In Italia, tuttavia, chi vive al di fuori del binarismo di genere continua a essere cancellato dalle norme, dai dati, dal linguaggio pubblico. Nei documenti ufficiali esiste ancora solo la dicotomia “M” e “F”; la legge 164/1982, nata per regolamentare il percorso giuridico delle persone trans, esclude completamente chi non si riconosce in un’identità univocamente maschile o femminile. Il risultato è che qualsiasi possibilità di riconoscimento formale per le persone non binarie è affidata alla buona volontà di singoli giudici o funzionari, in assenza di una cornice legislativa organica e inclusiva. Questa assenza di riconoscimento istituzionale si traduce in una serie di micro e macro compromessi che segnano la quotidianità: iscriversi a scuola, prenotare una visita medica, partecipare a un concorso pubblico, persino rispondere a un modulo online può significare dover scegliere un’identità che non rispecchia chi si è. Un peso costante, che si somma alla difficoltà di essere chiamatə con il proprio nome e i propri pronomi, all’assenza di rappresentazione nei media mainstream, e troppo spesso anche alla marginalizzazione all’interno delle stesse lotte LGBTQIA+, dove le voci non binarie continuano a faticare per trovare spazio, alleanza e ascolto.

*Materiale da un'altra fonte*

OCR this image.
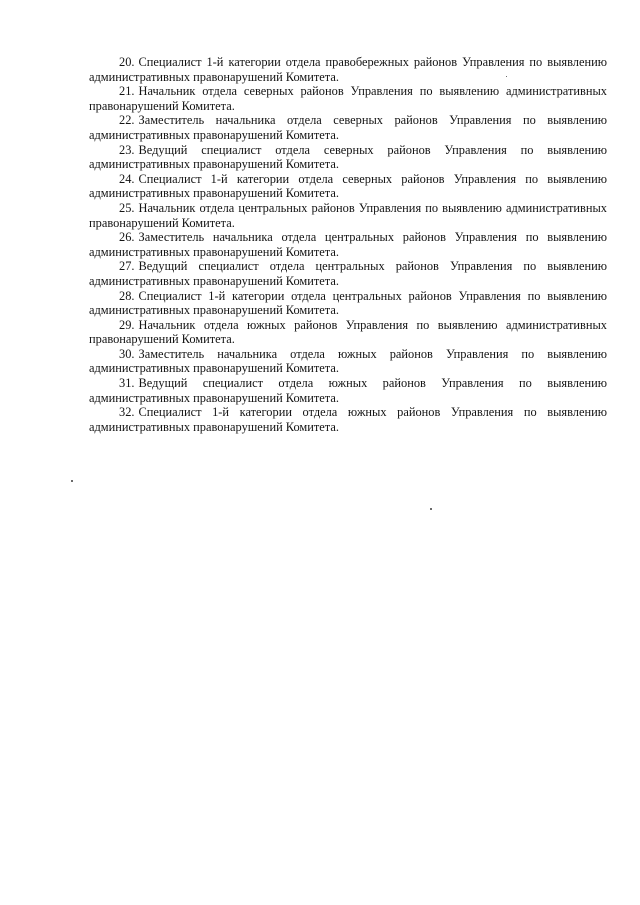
20. Специалист 1-й категории отдела правобережных районов Управления по выявлению административных правонарушений Комитета.

21. Начальник отдела северных районов Управления по выявлению административных правонарушений Комитета.

22. Заместитель начальника отдела северных районов Управления по выявлению административных правонарушений Комитета.

23. Ведущий специалист отдела северных районов Управления по выявлению административных правонарушений Комитета.

24. Специалист 1-й категории отдела северных районов Управления по выявлению административных правонарушений Комитета.

25. Начальник отдела центральных районов Управления по выявлению административных правонарушений Комитета.

26. Заместитель начальника отдела центральных районов Управления по выявлению административных правонарушений Комитета.

27. Ведущий специалист отдела центральных районов Управления по выявлению административных правонарушений Комитета.

28. Специалист 1-й категории отдела центральных районов Управления по выявлению административных правонарушений Комитета.

29. Начальник отдела южных районов Управления по выявлению административных правонарушений Комитета.

30. Заместитель начальника отдела южных районов Управления по выявлению административных правонарушений Комитета.

31. Ведущий специалист отдела южных районов Управления по выявлению административных правонарушений Комитета.

32. Специалист 1-й категории отдела южных районов Управления по выявлению административных правонарушений Комитета.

Eppure, la visibilità non è solo questione di rappresentazione: è anche una forma concreta di cura, di accesso alla salute, di legittimazione del proprio vissuto. È un presidio contro la solitudine. Studi internazionali, tra cui ricerche pubblicate su riviste di medicina e psicologia, mostrano che le persone non binarie hanno una maggiore incidenza di disturbi d’ansia, depressione, stress post-traumatico e isolamento sociale. Ma è fondamentale chiarire: non è l’identità in sé a generare malessere, bensì l’ambiente ostile, discriminante o semplicemente muto in cui queste persone si trovano a vivere. Quando mancano riconoscimento, supporto e linguaggio, a venire meno è la possibilità stessa di sentirsi legittimə, accolti, al sicuro. Lottare per la visibilità, quindi, non è un gesto individuale. È una battaglia collettiva per costruire una società in cui ogni corpo, ogni esperienza e ogni identità abbiano diritto di esistere, essere ascoltate, essere protette. Una società in cui la libertà di espressione non si fermi a un’idea astratta di tolleranza, ma diventi prassi concreta di giustizia.

L’alleanza tramite l’ascolto 

Forse il primo passo concreto che ciascunə di noi può fare è mettersi in ascolto in un patto di alleanza. Chiedere i pronomi. Lasciare spazio alle storie. Rinunciare all’istinto di classificare tutto subito. Accettare che l’identità dell’altrə possa sfuggirci, e proprio per questo meriti rispetto.